Enseguida cita a Derrida y también rememora usos y costumbres de años atrás. Aclara, con su acostumbrado rigor lógico para entender y explicar conceptos, que “la postal no reemplazaba a la carta, ya que se trataba de dos géneros completamente diferentes”. Escribe que cuando estaba de vacaciones en Córdoba, su padre “se ocupaba de que yo enviara las consabidas postales”.
¿Cómo no recordar siempre la privilegiada inteligencia de Beatriz y su vibrante honestidad, cosa tan poco habitual? Incluso cuando algunas posiciones que adoptaba pudieran resultar fuente de problemas y de intransigencias, ella era así: de una sola pieza, cosa inconveniente en la Argentina. El suyo era una suerte de amor bohemio y opcionalmente arrabalero en pos de las artes, con rigor monacal y exigencia filosófica. De allí el título: No entender. Imposible amar lo que no se entiende o, al menos, lo que no se intenta entender con todo el método, la rigurosidad y la paciencia exigidos.

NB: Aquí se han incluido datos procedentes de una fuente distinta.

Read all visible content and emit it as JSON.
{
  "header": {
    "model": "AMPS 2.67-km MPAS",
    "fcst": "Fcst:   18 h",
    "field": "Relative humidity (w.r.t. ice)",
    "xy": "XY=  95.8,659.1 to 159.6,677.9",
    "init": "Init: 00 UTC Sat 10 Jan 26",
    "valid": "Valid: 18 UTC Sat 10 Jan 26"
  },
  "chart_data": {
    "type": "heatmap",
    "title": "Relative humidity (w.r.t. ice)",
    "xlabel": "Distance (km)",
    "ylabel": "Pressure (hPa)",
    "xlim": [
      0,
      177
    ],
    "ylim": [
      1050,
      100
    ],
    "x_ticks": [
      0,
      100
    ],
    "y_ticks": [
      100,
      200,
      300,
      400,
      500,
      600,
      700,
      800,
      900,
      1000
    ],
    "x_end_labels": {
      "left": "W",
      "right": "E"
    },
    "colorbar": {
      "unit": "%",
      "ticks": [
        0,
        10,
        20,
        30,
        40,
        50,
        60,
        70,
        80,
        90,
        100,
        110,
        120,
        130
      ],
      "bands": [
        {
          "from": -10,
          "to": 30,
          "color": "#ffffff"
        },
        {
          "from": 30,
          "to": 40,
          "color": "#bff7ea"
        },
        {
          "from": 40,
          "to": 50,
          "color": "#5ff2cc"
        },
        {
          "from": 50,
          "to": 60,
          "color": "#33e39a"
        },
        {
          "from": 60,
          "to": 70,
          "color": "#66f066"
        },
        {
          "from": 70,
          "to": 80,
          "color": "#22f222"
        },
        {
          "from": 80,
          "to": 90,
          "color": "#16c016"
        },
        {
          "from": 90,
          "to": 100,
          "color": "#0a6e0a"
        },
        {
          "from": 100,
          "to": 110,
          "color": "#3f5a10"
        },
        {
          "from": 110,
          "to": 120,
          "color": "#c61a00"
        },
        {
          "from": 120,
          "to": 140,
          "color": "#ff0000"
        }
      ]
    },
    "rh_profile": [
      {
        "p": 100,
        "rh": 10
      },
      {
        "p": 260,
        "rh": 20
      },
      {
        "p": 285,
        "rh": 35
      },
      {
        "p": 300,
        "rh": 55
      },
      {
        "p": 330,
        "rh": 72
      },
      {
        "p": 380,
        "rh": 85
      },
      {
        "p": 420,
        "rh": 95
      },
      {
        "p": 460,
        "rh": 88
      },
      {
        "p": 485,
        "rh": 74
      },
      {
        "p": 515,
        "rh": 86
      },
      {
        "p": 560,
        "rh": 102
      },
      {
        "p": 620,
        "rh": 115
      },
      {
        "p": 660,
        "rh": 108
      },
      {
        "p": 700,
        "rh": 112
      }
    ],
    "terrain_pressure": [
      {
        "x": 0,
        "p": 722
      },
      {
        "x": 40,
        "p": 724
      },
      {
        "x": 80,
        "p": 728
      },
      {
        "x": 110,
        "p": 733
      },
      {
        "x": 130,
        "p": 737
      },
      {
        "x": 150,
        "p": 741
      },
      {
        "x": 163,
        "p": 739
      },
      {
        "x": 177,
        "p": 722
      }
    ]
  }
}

En este libro de memorias se despide así: “Las oportunidades perdidas son un punto fértil para el pensamiento retrospectivo: si hubiera actuado de tal modo, habría… Y los puntos suspensivos que siguen al verbo en potencial prometen un hipotético blando y engañoso. ¿Qué habría hecho y no hice? No lo sé, porque, como el verbo indica, pertenece al borroso dominio de las posibilidades, muchas de ellas infundadas, muchas desconocidas, muchas de difícil cumplimiento, más difícil que la condición misma”.